The “Hell Hound” is Baxter, a white Bull Terrier who thinks like a human—correction: like a uniquely nasty, brutish human. His ugly thoughts are revealed via short first-person chapters in which Baxter invariably laments his present situation and ponders how to free himself from it. As the novel opens, Baxter finds himself in the care of a lonely old woman who nauseates him. He takes to spying on an attractive young couple next door, wishing he were in their care. In order to facilitate this, Baxter gives the old bag a deadly spill down the stairs and ends up with the young couple. Unfortunately, the wife is pregnant and Baxter definitely doesn’t take to the child once it’s born; he commits murder again, drowning the kid in a backyard pool, which facilitates yet another ownership change. Baxter winds up with Carl, a severely deranged, Hitler obsessed twelve-year-old who likes to hang out in a junkyard where he’s set up a bunker in honor of his idol’s place of death. It might seem like Baxter’s found his ideal mate, but in fact the boy and dog are a bit too much alike, leading to an inevitable showdown that only one will survive.
Orbiting this twisted drama are a rich and varied gallery of characters: Carl’s clueless parents, his sympathetic teacher, a young girl and her callous father, a nubile female mutt and a decrepit old man. Their presence gives this otherwise painfully insular narrative a complex, multi-faceted arc, yet Greenhall never loses focus. Nor does he ever sell out any of his cast members or plot strands, following each to its inevitable conclusion, regardless of how ugly that conclusion may be.

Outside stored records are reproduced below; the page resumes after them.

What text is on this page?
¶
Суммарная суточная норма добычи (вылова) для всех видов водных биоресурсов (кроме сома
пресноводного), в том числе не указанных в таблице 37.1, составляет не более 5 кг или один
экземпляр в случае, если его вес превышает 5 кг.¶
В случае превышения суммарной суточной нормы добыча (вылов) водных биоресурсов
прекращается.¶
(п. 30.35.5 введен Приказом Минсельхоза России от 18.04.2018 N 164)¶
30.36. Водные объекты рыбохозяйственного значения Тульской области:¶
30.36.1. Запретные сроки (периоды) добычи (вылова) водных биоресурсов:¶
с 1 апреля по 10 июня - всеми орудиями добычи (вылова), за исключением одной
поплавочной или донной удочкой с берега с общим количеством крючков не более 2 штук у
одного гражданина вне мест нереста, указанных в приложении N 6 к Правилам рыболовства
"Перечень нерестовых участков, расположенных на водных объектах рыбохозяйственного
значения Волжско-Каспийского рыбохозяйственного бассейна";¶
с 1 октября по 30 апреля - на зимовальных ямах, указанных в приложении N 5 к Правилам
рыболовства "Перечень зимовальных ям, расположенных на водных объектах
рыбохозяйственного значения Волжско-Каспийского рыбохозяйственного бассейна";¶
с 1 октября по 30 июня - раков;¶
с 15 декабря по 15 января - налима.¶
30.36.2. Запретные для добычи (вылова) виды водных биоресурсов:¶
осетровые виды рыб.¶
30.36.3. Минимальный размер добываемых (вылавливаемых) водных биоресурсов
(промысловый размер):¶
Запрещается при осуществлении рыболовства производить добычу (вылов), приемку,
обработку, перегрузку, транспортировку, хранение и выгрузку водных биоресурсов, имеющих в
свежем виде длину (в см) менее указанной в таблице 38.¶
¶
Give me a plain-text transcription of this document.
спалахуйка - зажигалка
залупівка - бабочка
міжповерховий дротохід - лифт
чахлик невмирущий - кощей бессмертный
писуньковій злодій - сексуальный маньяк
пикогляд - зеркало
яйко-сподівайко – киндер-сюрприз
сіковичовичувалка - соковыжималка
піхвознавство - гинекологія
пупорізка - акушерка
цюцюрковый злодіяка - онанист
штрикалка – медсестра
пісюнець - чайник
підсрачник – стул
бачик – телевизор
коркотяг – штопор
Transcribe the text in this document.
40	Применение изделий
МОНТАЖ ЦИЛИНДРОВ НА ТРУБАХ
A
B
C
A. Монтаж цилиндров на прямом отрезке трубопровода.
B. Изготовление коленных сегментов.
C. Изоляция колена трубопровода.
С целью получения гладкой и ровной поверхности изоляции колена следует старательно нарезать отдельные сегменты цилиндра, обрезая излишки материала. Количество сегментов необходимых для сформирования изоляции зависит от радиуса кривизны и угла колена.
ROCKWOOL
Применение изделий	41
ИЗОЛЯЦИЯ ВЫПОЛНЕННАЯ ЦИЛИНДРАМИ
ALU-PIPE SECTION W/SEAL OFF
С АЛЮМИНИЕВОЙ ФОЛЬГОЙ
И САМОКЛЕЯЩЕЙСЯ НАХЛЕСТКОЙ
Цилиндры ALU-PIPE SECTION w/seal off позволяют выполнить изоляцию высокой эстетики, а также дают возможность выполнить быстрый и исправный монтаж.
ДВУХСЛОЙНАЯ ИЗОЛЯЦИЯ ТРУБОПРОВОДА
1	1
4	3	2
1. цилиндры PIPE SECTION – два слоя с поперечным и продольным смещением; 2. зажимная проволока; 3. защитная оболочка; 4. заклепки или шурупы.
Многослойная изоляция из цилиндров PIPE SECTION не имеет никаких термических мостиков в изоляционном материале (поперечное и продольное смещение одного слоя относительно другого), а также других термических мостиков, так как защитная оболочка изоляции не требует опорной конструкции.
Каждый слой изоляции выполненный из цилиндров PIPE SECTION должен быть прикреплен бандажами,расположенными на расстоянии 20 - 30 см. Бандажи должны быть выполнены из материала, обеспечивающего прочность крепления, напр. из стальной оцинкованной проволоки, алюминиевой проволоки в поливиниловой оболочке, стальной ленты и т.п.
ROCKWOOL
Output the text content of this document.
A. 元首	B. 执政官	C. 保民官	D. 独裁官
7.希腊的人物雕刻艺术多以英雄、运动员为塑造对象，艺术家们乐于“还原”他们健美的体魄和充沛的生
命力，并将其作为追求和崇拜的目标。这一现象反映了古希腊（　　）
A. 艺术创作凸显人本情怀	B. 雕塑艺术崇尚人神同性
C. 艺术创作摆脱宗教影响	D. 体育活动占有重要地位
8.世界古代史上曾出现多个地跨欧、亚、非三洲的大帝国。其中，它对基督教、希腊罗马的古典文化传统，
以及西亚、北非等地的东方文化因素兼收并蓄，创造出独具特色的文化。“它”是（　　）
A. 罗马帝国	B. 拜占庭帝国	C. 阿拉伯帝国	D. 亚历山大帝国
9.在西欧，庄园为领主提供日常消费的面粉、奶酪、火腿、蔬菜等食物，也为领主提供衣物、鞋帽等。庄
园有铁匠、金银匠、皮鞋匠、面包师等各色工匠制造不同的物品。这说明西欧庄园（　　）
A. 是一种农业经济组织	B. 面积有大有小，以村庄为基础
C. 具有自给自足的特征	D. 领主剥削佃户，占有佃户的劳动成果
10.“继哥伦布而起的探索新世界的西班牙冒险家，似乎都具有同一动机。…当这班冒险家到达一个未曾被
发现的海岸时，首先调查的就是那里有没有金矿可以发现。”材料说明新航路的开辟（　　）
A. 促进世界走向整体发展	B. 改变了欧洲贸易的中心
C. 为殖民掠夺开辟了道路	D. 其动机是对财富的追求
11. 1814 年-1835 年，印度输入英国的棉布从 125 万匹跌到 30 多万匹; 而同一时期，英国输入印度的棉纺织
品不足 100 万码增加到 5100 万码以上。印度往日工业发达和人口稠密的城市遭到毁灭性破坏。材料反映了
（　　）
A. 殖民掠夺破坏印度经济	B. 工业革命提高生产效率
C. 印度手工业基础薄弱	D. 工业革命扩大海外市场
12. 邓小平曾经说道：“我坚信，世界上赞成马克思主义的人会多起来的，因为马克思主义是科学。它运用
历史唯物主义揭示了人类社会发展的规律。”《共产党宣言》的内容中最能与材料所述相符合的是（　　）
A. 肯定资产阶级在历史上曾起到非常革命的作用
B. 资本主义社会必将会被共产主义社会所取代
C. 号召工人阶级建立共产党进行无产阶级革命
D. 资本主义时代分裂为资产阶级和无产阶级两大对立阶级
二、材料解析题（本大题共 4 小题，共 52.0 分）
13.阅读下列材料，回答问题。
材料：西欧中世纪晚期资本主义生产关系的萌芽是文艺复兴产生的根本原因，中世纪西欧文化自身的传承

At the center of it all is Baxter, a true monster who seems intended to represent all that’s petty, selfish and vindictive in human nature. No reason is given for his unique ability to think like a human and carry out his murderous impulses (other than the fact that he has blue eyes, apparently a “genetic shadow” which “just appears from somewhere out of the past”). Perhaps his presence is intended as symbolic, as the specter of Vietnam unleashing itself on an unsuspecting small town; none of the characters, after all, ever seem to ever ponder much beyond their own immediate surroundings. That’s a bit of a stretch, I realize, but one tends to make such wild conjectures when confronted with a novel this unique. I guarantee you’ll have a difficult time finding another book remotely like it.